The Observer (13 April) carried an interview by Andrew Hussey with Thomas Piketty, a French economist whose views on capitalism are, apparently, the talk of the town amongst economists. He is the author of a book Capital in the Twenty-First Century which is said to show that growing inequality is a built-in feature of capitalism.

In the interview Piketty says that, going through the data from the 19th century for Britain and other countries, ‘I saw a pattern beginning to emerge, which is that capital, and the money it produces, accumulates faster than growth in capital societies.’ What he is saying he has discovered is a tendency for a larger and larger proportion of new output to be accumulated as new capital. As a result, over time, the income from capital (property incomes such as profit and interest) grows faster than other incomes (mainly wages and salaries). The rich get richer. He claims, ‘I have proved that under the present circumstances capitalism simply cannot work.’

The key phrase here is not the claim that capitalism cannot work (it clearly can, even if this involves the rich getting richer) but the ‘under the present circumstances’ which suggests that under other circumstances capitalism could work. That this is his view can be seen by his proposal in the interview for ‘a progressive tax, a global tax, based on the taxation of private property.’

However unlikely it might be that any government would adopt what he calls in French a ‘révolution fiscale’ and impose high taxes on property and property incomes – Will Hutton in a comment in the same paper on the interview writes of ‘a top income tax rate of 80%, effective inheritance tax, proper property taxes and, because the issue is global, a global wealth tax’ – the implication must be that Piketty thinks that, if ever this was done, it would stop the rich getting richer.

It is not clear from the interview how Piketty defines capitalism. He seems to mean what the French call capitalisme sauvage, or unregulated, wildcat capitalism.

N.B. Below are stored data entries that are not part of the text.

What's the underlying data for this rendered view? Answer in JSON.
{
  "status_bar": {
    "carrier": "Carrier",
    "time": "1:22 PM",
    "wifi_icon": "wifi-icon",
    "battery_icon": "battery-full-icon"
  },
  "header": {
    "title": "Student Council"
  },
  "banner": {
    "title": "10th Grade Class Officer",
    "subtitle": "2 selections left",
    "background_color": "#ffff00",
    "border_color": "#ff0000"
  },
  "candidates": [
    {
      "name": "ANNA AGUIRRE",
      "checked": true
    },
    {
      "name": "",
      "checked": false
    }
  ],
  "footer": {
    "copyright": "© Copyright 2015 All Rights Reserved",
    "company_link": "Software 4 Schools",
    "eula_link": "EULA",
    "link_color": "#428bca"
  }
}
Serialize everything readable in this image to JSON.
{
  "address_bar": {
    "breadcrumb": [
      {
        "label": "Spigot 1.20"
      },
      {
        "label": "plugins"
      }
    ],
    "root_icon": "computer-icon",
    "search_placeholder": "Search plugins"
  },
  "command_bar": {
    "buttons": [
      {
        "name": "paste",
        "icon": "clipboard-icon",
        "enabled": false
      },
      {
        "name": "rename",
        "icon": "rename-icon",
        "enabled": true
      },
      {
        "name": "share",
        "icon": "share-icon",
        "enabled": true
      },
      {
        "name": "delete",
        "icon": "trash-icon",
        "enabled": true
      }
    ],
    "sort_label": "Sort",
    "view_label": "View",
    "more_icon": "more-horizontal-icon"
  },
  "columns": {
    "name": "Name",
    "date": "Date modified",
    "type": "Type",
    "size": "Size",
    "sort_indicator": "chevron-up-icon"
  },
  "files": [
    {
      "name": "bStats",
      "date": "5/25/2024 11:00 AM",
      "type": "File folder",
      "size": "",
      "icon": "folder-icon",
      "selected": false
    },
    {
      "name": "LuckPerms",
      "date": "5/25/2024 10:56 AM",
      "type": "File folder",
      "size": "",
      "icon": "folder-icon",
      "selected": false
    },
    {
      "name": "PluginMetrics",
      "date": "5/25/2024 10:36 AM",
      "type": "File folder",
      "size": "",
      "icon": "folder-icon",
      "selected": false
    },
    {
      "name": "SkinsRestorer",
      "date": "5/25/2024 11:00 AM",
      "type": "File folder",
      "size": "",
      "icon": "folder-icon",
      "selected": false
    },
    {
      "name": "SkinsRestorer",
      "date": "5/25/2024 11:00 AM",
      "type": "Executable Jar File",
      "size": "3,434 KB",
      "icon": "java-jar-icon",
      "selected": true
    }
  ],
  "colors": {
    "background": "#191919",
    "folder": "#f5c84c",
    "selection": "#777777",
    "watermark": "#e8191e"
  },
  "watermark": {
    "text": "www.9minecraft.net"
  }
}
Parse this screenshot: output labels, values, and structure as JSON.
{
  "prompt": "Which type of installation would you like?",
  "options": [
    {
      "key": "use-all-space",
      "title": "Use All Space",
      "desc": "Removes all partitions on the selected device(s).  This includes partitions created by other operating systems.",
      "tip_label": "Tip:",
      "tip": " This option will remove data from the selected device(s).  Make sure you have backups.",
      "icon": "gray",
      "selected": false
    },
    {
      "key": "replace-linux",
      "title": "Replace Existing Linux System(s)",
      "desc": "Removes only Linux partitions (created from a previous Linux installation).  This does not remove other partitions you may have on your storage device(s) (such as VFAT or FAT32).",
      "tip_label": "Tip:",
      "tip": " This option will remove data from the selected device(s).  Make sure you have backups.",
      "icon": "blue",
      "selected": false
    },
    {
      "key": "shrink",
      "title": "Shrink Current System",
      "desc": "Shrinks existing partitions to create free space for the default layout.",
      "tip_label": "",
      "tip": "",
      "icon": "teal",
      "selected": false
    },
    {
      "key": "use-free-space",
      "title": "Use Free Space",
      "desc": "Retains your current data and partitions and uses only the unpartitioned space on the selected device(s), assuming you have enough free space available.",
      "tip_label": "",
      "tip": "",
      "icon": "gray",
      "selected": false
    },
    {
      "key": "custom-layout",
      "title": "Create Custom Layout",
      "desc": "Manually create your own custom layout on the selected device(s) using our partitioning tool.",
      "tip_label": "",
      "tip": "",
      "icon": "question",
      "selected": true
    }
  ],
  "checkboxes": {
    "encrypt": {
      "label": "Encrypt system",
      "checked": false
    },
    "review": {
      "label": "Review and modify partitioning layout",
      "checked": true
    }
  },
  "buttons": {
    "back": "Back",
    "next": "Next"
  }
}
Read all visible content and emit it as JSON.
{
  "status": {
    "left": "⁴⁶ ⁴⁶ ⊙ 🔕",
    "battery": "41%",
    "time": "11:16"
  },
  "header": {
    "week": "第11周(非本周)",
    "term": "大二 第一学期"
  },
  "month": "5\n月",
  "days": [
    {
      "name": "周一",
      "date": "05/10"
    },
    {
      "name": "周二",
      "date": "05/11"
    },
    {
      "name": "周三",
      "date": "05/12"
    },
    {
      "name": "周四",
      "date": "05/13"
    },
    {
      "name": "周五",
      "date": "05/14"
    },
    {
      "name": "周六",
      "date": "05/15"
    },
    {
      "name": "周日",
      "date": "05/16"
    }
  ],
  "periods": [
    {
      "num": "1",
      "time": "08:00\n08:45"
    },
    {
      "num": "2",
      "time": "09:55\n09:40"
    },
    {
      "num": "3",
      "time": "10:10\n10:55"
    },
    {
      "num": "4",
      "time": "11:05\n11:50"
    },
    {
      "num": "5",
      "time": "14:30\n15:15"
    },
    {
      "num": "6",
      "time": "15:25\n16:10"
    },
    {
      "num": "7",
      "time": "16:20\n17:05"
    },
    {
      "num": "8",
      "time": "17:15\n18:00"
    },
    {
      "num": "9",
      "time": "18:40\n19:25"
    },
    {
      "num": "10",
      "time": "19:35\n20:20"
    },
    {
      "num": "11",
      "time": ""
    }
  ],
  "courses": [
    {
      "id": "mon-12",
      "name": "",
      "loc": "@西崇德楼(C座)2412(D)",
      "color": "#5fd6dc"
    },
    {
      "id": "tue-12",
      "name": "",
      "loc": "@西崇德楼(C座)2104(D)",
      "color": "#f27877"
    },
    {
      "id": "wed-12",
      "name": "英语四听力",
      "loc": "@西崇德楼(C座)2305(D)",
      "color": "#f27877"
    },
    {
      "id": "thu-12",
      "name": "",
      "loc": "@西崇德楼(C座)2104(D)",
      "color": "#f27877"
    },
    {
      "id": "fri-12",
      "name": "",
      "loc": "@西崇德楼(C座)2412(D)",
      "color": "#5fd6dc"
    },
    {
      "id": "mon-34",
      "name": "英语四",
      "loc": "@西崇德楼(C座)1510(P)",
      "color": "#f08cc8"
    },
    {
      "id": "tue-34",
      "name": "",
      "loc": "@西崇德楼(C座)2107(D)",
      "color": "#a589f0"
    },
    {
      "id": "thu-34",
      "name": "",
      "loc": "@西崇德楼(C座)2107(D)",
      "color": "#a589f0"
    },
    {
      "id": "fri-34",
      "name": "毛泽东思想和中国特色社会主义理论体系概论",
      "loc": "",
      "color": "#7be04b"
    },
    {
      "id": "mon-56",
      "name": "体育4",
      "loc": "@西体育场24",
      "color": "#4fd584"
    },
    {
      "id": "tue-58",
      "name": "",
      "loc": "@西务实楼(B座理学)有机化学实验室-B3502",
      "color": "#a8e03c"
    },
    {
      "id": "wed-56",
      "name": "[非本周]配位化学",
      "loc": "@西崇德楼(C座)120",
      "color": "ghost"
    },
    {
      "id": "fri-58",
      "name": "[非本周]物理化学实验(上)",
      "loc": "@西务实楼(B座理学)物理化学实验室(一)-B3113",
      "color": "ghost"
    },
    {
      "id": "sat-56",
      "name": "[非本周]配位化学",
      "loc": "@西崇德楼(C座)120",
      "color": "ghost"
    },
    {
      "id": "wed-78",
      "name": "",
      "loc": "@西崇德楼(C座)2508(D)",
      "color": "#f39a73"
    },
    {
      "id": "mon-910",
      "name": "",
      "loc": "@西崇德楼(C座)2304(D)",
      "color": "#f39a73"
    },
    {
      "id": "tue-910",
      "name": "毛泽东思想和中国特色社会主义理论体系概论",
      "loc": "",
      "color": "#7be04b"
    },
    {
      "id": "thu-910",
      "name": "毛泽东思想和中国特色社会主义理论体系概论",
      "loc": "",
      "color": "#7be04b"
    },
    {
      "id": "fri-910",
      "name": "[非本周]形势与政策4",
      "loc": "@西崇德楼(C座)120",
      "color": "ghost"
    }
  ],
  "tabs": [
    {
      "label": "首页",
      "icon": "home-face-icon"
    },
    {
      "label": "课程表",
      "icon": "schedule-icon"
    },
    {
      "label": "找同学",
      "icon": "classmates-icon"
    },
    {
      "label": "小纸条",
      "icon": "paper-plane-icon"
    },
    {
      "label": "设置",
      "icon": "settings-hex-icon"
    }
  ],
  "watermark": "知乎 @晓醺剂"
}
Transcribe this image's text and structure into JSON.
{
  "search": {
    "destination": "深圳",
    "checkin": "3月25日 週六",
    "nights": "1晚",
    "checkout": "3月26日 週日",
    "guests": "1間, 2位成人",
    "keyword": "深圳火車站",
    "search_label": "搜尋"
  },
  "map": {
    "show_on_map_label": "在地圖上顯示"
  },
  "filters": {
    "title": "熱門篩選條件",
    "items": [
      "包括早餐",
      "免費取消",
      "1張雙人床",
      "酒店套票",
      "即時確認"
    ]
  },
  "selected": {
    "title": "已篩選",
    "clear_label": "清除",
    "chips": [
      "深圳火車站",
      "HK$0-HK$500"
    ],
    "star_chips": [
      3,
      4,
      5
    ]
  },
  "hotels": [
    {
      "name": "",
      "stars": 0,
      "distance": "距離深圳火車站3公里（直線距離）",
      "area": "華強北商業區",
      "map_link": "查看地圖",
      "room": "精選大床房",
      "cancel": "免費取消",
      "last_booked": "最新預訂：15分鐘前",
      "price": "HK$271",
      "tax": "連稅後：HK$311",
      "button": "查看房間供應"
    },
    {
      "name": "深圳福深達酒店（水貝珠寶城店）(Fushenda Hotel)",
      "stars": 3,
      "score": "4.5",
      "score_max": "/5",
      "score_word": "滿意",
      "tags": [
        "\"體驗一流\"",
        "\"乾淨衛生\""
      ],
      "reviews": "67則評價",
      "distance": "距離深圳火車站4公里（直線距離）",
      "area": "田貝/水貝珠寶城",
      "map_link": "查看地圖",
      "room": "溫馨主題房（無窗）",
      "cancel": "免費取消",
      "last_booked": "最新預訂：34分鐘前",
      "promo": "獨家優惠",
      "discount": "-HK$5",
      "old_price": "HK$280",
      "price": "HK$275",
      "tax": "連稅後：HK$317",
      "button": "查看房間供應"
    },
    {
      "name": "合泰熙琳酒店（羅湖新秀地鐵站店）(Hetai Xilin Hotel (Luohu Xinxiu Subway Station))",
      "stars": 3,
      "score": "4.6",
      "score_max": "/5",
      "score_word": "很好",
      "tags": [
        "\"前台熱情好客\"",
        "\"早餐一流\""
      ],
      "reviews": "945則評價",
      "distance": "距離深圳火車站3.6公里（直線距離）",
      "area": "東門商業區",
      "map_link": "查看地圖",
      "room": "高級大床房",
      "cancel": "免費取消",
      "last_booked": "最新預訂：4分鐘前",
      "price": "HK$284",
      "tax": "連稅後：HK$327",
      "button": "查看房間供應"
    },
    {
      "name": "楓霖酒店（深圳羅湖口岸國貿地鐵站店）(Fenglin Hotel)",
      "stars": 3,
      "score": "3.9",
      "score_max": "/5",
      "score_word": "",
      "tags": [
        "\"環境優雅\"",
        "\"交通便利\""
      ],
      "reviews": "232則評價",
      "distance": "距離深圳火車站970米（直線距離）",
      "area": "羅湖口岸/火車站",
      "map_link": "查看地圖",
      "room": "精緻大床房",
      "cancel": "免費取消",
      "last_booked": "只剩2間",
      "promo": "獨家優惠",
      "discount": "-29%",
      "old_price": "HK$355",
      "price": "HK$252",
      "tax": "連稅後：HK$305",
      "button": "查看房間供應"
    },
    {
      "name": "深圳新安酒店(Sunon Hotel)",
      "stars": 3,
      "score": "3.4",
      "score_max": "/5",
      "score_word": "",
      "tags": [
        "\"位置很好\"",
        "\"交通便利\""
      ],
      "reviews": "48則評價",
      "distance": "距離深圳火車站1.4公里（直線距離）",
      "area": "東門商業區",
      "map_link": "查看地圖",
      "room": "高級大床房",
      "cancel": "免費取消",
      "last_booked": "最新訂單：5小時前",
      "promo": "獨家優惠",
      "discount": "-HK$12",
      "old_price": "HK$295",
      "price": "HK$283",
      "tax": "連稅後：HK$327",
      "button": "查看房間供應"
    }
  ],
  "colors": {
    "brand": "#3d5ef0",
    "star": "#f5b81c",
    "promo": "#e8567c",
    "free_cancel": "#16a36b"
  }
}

If so, then his claim to have shown that ‘capitalism simply cannot work’ is reduced to the lesser claim that unregulated capitalism cannot work. This is a powerful refutation of the free marketers but is still suggesting that capitalism can be reformed ‘to work’.

The similarity between Piketty’s view and that of Marx on how capitalism works to make the rich richer is obvious but there is a difference. Piketty is more concerned with the distribution of the income from capital while Marx was concerned with the accumulation of capital itself irrespective of who owns it (whether individuals, corporations or the state) or who benefits personally from it.

Piketty claims in the interview that the data his research uncovered ‘contradicted nearly all of the theories [of inequality] including in Marx and Ricardo.’ He doesn’t say in the interview what he thinks Marx’s theory was, but elsewhere he has made it clear that he is criticising the theory of the long-run tendency for the rate of profit to fall (a position held, in different forms, by both Marx and Ricardo). He doesn’t think that there is any such tendency.

And of course, unlike Piketty, Marx never advocated trying to stop or reverse capital accumulation and/or the rich getting richer through legislation or government action. The distribution of property income amongst the rich can be changed, but that would make no difference to those whose income is derived from working. The way out is to get rid of capitalism.